AN OPTIMIST would say that the U.S.-Japanese trade talks last week were a success, since the atmosphere is considerably improved. The accusatory, hectoring tone of the American complaints has diminished. But a pessimist would reply that the talks actually changed very little and, in fact, only demonstrated how difficult any change will be. The Japanese government is now going to speed up economic expansion, for good domestic reasons, but it isn't likely to hit its announced target. Deplomacy is keeping things from getting worse, but it isn't going to improve them very quickly.
The trouble is that the abstractions about trade imbalances and currently exchange rates come down rapidly to a matter of jobs.World trade is now dominated by three powerful economies - West Germany, Japan and the United States. Two of these countries are now runnin g tremendous trade surpluses, and the third - the United States - is running an even more tremendous trade deficit. A surplus tends to push up the value of a country's currency; both Germany and Japan are profoundly dismayed by this steady rise, which is making it harder for them to sell their exports. They sharply reproach the United States for letting it happen. The United States retorts that it's their own fault for running those big surpluses in the first place. The debate has been getting rather heated.

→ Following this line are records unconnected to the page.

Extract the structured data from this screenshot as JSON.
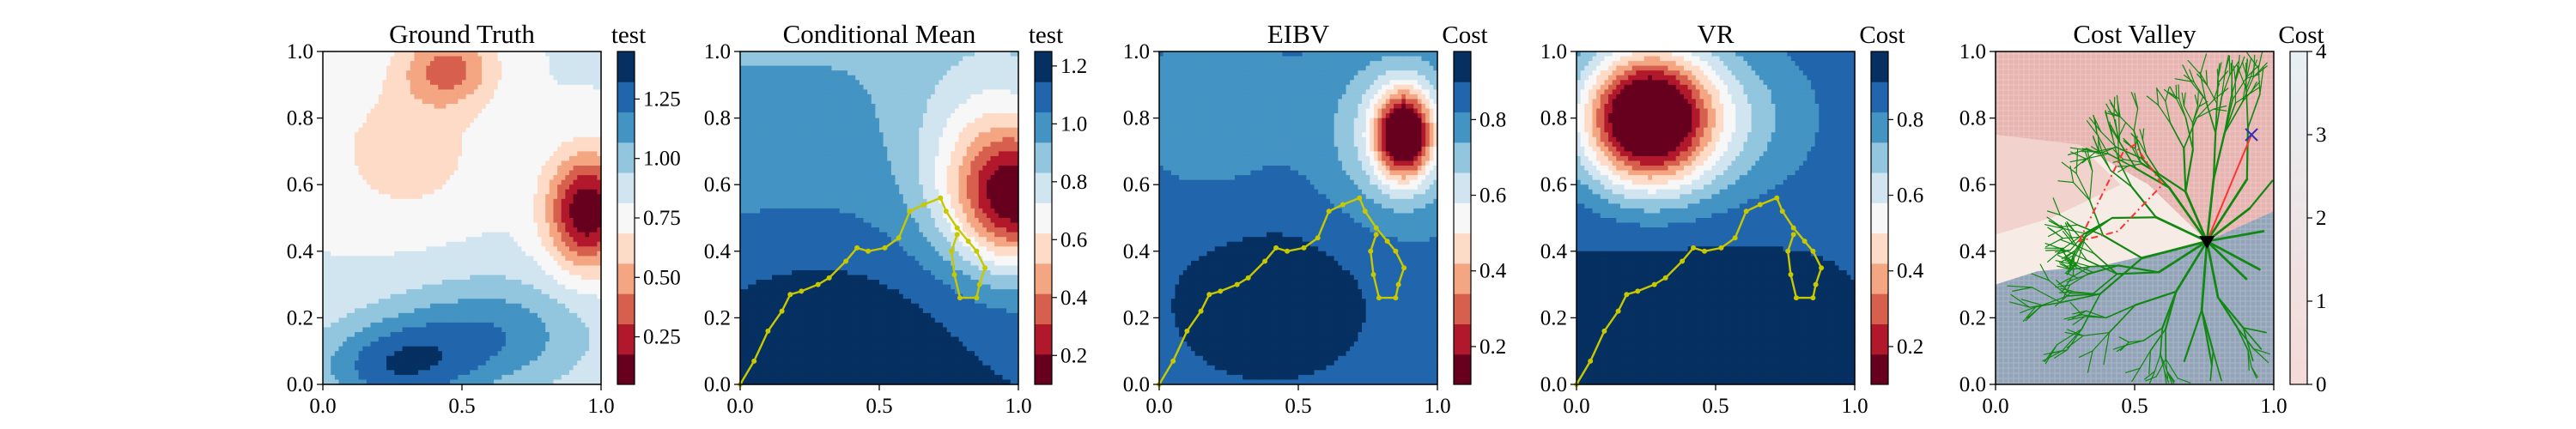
{
  "figure": {
    "background": "#ffffff"
  },
  "chart_data": [
    {
      "type": "heatmap",
      "title": "Ground Truth",
      "colorbar_label": "test",
      "xticks": [
        "0.0",
        "0.5",
        "1.0"
      ],
      "yticks": [
        "0.0",
        "0.2",
        "0.4",
        "0.6",
        "0.8",
        "1.0"
      ],
      "xlim": [
        0,
        1
      ],
      "ylim": [
        0,
        1
      ],
      "colorbar_ticks": [
        "0.25",
        "0.50",
        "0.75",
        "1.00",
        "1.25"
      ],
      "colorbar_tick_values": [
        0.25,
        0.5,
        0.75,
        1.0,
        1.25
      ],
      "colorbar_range": [
        0.05,
        1.45
      ],
      "colormap": "RdBu",
      "colors": [
        "#67001f",
        "#b2182b",
        "#d6604d",
        "#f4a582",
        "#fddbc7",
        "#f7f7f7",
        "#d1e5f0",
        "#92c5de",
        "#4393c3",
        "#2166ac",
        "#053061"
      ],
      "path": []
    },
    {
      "type": "heatmap",
      "title": "Conditional Mean",
      "colorbar_label": "test",
      "xticks": [
        "0.0",
        "0.5",
        "1.0"
      ],
      "yticks": [
        "0.0",
        "0.2",
        "0.4",
        "0.6",
        "0.8",
        "1.0"
      ],
      "xlim": [
        0,
        1
      ],
      "ylim": [
        0,
        1
      ],
      "colorbar_ticks": [
        "0.2",
        "0.4",
        "0.6",
        "0.8",
        "1.0",
        "1.2"
      ],
      "colorbar_tick_values": [
        0.2,
        0.4,
        0.6,
        0.8,
        1.0,
        1.2
      ],
      "colorbar_range": [
        0.1,
        1.25
      ],
      "colormap": "RdBu",
      "colors": [
        "#67001f",
        "#b2182b",
        "#d6604d",
        "#f4a582",
        "#fddbc7",
        "#f7f7f7",
        "#d1e5f0",
        "#92c5de",
        "#4393c3",
        "#2166ac",
        "#053061"
      ],
      "path_color": "#c8c800",
      "path": [
        [
          0,
          0
        ],
        [
          0.05,
          0.07
        ],
        [
          0.1,
          0.16
        ],
        [
          0.15,
          0.22
        ],
        [
          0.18,
          0.27
        ],
        [
          0.22,
          0.28
        ],
        [
          0.28,
          0.3
        ],
        [
          0.32,
          0.32
        ],
        [
          0.38,
          0.37
        ],
        [
          0.42,
          0.41
        ],
        [
          0.46,
          0.4
        ],
        [
          0.52,
          0.41
        ],
        [
          0.57,
          0.44
        ],
        [
          0.61,
          0.52
        ],
        [
          0.66,
          0.54
        ],
        [
          0.72,
          0.56
        ],
        [
          0.74,
          0.52
        ],
        [
          0.78,
          0.47
        ],
        [
          0.82,
          0.43
        ],
        [
          0.85,
          0.4
        ],
        [
          0.88,
          0.35
        ],
        [
          0.86,
          0.3
        ],
        [
          0.85,
          0.26
        ],
        [
          0.79,
          0.26
        ],
        [
          0.77,
          0.33
        ],
        [
          0.76,
          0.4
        ],
        [
          0.78,
          0.45
        ]
      ]
    },
    {
      "type": "heatmap",
      "title": "EIBV",
      "colorbar_label": "Cost",
      "xticks": [
        "0.0",
        "0.5",
        "1.0"
      ],
      "yticks": [
        "0.0",
        "0.2",
        "0.4",
        "0.6",
        "0.8",
        "1.0"
      ],
      "xlim": [
        0,
        1
      ],
      "ylim": [
        0,
        1
      ],
      "colorbar_ticks": [
        "0.2",
        "0.4",
        "0.6",
        "0.8"
      ],
      "colorbar_tick_values": [
        0.2,
        0.4,
        0.6,
        0.8
      ],
      "colorbar_range": [
        0.1,
        0.98
      ],
      "colormap": "RdBu",
      "colors": [
        "#67001f",
        "#b2182b",
        "#d6604d",
        "#f4a582",
        "#fddbc7",
        "#f7f7f7",
        "#d1e5f0",
        "#92c5de",
        "#4393c3",
        "#2166ac",
        "#053061"
      ],
      "path_color": "#c8c800",
      "path": [
        [
          0,
          0
        ],
        [
          0.05,
          0.07
        ],
        [
          0.1,
          0.16
        ],
        [
          0.15,
          0.22
        ],
        [
          0.18,
          0.27
        ],
        [
          0.22,
          0.28
        ],
        [
          0.28,
          0.3
        ],
        [
          0.32,
          0.32
        ],
        [
          0.38,
          0.37
        ],
        [
          0.42,
          0.41
        ],
        [
          0.46,
          0.4
        ],
        [
          0.52,
          0.41
        ],
        [
          0.57,
          0.44
        ],
        [
          0.61,
          0.52
        ],
        [
          0.66,
          0.54
        ],
        [
          0.72,
          0.56
        ],
        [
          0.74,
          0.52
        ],
        [
          0.78,
          0.47
        ],
        [
          0.82,
          0.43
        ],
        [
          0.85,
          0.4
        ],
        [
          0.88,
          0.35
        ],
        [
          0.86,
          0.3
        ],
        [
          0.85,
          0.26
        ],
        [
          0.79,
          0.26
        ],
        [
          0.77,
          0.33
        ],
        [
          0.76,
          0.4
        ],
        [
          0.78,
          0.45
        ]
      ]
    },
    {
      "type": "heatmap",
      "title": "VR",
      "colorbar_label": "Cost",
      "xticks": [
        "0.0",
        "0.5",
        "1.0"
      ],
      "yticks": [
        "0.0",
        "0.2",
        "0.4",
        "0.6",
        "0.8",
        "1.0"
      ],
      "xlim": [
        0,
        1
      ],
      "ylim": [
        0,
        1
      ],
      "colorbar_ticks": [
        "0.2",
        "0.4",
        "0.6",
        "0.8"
      ],
      "colorbar_tick_values": [
        0.2,
        0.4,
        0.6,
        0.8
      ],
      "colorbar_range": [
        0.1,
        0.98
      ],
      "colormap": "RdBu",
      "colors": [
        "#67001f",
        "#b2182b",
        "#d6604d",
        "#f4a582",
        "#fddbc7",
        "#f7f7f7",
        "#d1e5f0",
        "#92c5de",
        "#4393c3",
        "#2166ac",
        "#053061"
      ],
      "path_color": "#c8c800",
      "path": [
        [
          0,
          0
        ],
        [
          0.05,
          0.07
        ],
        [
          0.1,
          0.16
        ],
        [
          0.15,
          0.22
        ],
        [
          0.18,
          0.27
        ],
        [
          0.22,
          0.28
        ],
        [
          0.28,
          0.3
        ],
        [
          0.32,
          0.32
        ],
        [
          0.38,
          0.37
        ],
        [
          0.42,
          0.41
        ],
        [
          0.46,
          0.4
        ],
        [
          0.52,
          0.41
        ],
        [
          0.57,
          0.44
        ],
        [
          0.61,
          0.52
        ],
        [
          0.66,
          0.54
        ],
        [
          0.72,
          0.56
        ],
        [
          0.74,
          0.52
        ],
        [
          0.78,
          0.47
        ],
        [
          0.82,
          0.43
        ],
        [
          0.85,
          0.4
        ],
        [
          0.88,
          0.35
        ],
        [
          0.86,
          0.3
        ],
        [
          0.85,
          0.26
        ],
        [
          0.79,
          0.26
        ],
        [
          0.77,
          0.33
        ],
        [
          0.76,
          0.4
        ],
        [
          0.78,
          0.45
        ]
      ]
    },
    {
      "type": "heatmap",
      "title": "Cost Valley",
      "colorbar_label": "Cost",
      "xticks": [
        "0.0",
        "0.5",
        "1.0"
      ],
      "yticks": [
        "0.0",
        "0.2",
        "0.4",
        "0.6",
        "0.8",
        "1.0"
      ],
      "xlim": [
        0,
        1
      ],
      "ylim": [
        0,
        1
      ],
      "colorbar_ticks": [
        "0",
        "1",
        "2",
        "3",
        "4"
      ],
      "colorbar_tick_values": [
        0,
        1,
        2,
        3,
        4
      ],
      "colorbar_range": [
        0,
        4
      ],
      "colormap": "light-red-to-blue-gray",
      "colors": [
        "#f4dad8",
        "#e8f0f4"
      ],
      "tree_color": "#118811",
      "tree_root": [
        0.76,
        0.43
      ],
      "current_location": [
        0.76,
        0.43
      ],
      "target_location": [
        0.92,
        0.75
      ],
      "target_color": "#3030c0",
      "segment_color": "#ff3333",
      "polygon": [
        [
          0.3,
          0.43
        ],
        [
          0.46,
          0.7
        ],
        [
          0.5,
          0.72
        ],
        [
          0.6,
          0.6
        ],
        [
          0.44,
          0.46
        ]
      ],
      "polygon_color": "#ff3333"
    }
  ]
}
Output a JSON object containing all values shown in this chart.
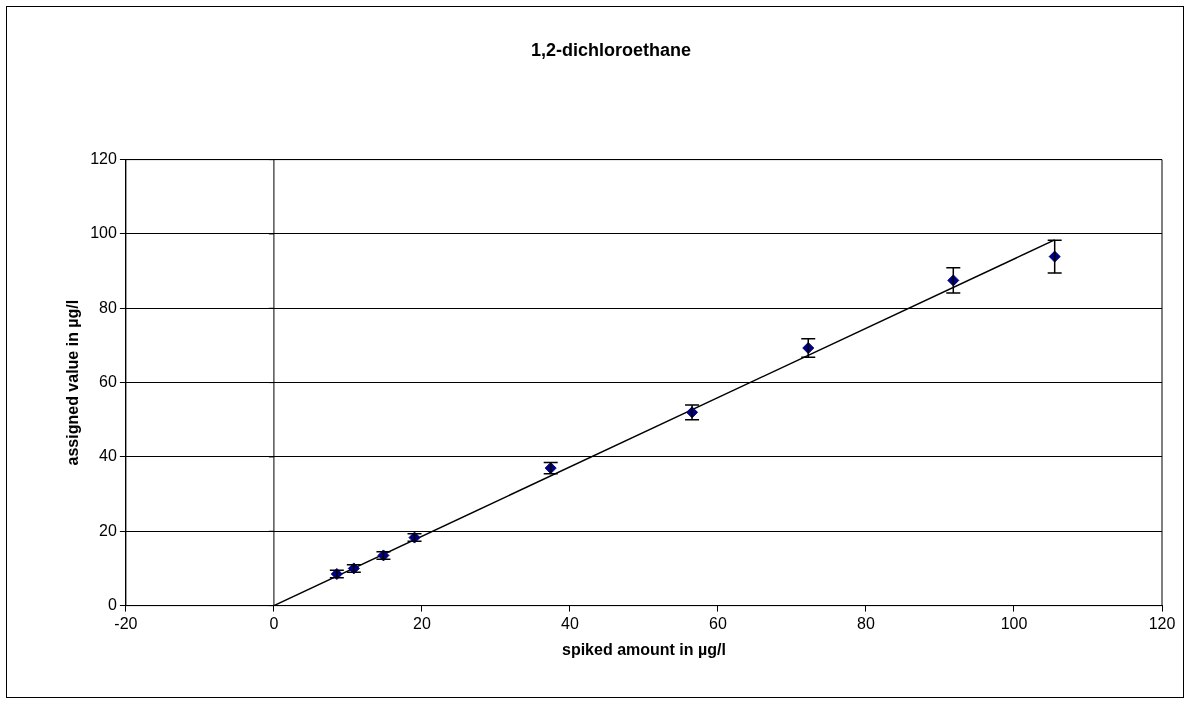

The United States explains that its unexpectedly huge trade deficit is owed partly to oil imports and partly to slow economic growth abroad. Nothing much can be done for the present about oil, the argument goes. The remedy consequently is to persuade the rest of the world - i.e., West Germany and Japan - to step up their growth rates.
Germans disparage that view severly. With remarkable unanimity, they observe that Americans underestimate the inflationary dangers of excessive expansion in Europe, a continent with a far less stable economy than North America's. The leading source of the imbalance, Germans argue, is the American refusal to do anything serious about its inordinate imports of oil.
Japan is willing, in principle, to increase its imports of American. But the Japanese negotiators caution that it has to be done slowly, very slowly, because of the impact on the structure of traditional Japanese society. Since you Americans haven't got much in the way of tradition, they're saying, you can hardly appreciate the sensitivity of it all.
Perhaps, by this point in the recitation, the reader has perceived that nobody is planning to change present policy in any dramatic way. President Carter had discovered that it's nearly impossible to persuade American consumers to cut down on oil. But it would hardly be any easier for Chancellor Helmut Schmidt to persuade German voters that a little more inflation won't hurt. Or for Premier Takeo Fukuda to persuade Japanese businessmen that a surge of American imports would be good for them. There are limits to anybody's powers of persuasion. But if governments can't act, what happens?
The answer lies in the exchange rates, and the continued rise of the Deutschemark and the yen against the dollar. The Germans and the Japanese can't have it both ways. They can't have both surpluses on the present scale and stable currencies as well. But leaving it to the currency markets isn't the worst of solutions. It's an automatic and impersonal process with widely dispersed effects for which no government gets blamed directly. For Americans the cost of the decline in the dollar is an increase in inflation and an erosion in living standards, both of them minor. In return, the country will get an easing of the foreign competition with the most vulnerable Americans industries - the melancholy catalogue that begins with shoes, textiles and electronics. The rise of the yen has already begun to reduce the Japanese pressure on the American steel-makers. That in turn lowers the volume of the political agitation for protectionist tariffs and imports quotas. Market forces are blunt instruments, which do not always operate as cleanly and efficienly as one would like. But when trade politics becomes too painful for the politicians to touch, there's a good deal to be said for leaving the process of adjustment to the invisible hand. That seems to be what's happening now.